Rappelons également qu’une proposition de loi visant à renforcer la sécurité des professionnels de santé va être examinée la semaine prochaine au Sénat et le gouvernement a engagé la procédure accélérée sur ce texte qui permettrait « l’aggravation des peines encourues pour des faits de vol et de violences, l’extension du délit d’outrage aux professionnels de santé et le droit pour l’employeur ou une autre forme d’organisation de porter plainte pour violences en lieu et place du professionnel concerné ».
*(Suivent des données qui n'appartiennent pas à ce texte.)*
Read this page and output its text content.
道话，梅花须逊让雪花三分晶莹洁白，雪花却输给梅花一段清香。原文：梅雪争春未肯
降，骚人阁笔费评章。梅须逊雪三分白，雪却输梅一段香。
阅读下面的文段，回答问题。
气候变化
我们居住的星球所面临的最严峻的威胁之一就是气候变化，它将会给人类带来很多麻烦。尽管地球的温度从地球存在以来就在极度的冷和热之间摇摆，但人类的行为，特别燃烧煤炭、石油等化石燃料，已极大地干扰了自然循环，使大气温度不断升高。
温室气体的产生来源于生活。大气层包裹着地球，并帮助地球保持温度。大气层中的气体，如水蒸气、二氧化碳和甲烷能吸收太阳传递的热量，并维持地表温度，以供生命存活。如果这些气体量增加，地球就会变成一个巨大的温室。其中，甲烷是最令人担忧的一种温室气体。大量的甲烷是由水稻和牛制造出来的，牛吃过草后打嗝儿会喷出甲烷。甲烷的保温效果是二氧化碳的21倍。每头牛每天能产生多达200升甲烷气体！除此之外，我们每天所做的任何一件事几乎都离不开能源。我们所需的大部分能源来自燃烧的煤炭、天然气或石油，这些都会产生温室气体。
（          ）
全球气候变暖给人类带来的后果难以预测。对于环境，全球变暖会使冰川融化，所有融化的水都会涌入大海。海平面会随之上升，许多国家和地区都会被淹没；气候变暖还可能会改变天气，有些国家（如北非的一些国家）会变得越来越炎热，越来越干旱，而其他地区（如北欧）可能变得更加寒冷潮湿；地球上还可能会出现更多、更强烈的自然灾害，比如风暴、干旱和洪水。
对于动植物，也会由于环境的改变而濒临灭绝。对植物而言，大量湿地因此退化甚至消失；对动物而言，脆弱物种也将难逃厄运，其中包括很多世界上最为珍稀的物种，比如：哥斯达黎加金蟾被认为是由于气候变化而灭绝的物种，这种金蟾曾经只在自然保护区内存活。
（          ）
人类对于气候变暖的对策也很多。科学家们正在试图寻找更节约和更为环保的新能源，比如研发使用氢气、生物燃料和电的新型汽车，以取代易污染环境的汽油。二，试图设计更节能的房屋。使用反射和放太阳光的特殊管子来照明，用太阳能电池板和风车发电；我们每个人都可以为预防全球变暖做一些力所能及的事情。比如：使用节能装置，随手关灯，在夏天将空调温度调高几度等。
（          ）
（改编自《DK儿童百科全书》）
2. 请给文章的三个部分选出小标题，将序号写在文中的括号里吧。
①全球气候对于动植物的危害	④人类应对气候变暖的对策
Enfin, dans ce nouveau plan, le gouvernement entend « réduire le temps consacré par les médecins aux formalités administratives et mobiliser l’ensemble des compétences des professionnels de santé » pour favoriser l’accès aux soins dans l’ensemble des territoires. Pour ce faire, 15 000 assistants médicaux devront être déployés d’ici 2028 et certaines professions paramédicales pourront pratiquer de nouveaux actes. Il a d’ailleurs été annoncé que l’arrêté permettant la réalisation de primo-prescriptions des infirmiers en pratique avancée allait être bientôt publié. Ces mesures d’unification et de modernisation du système représentent un potentiel de « 50 millions de consultations supplémentaires par an pour les zones sous-dotées ».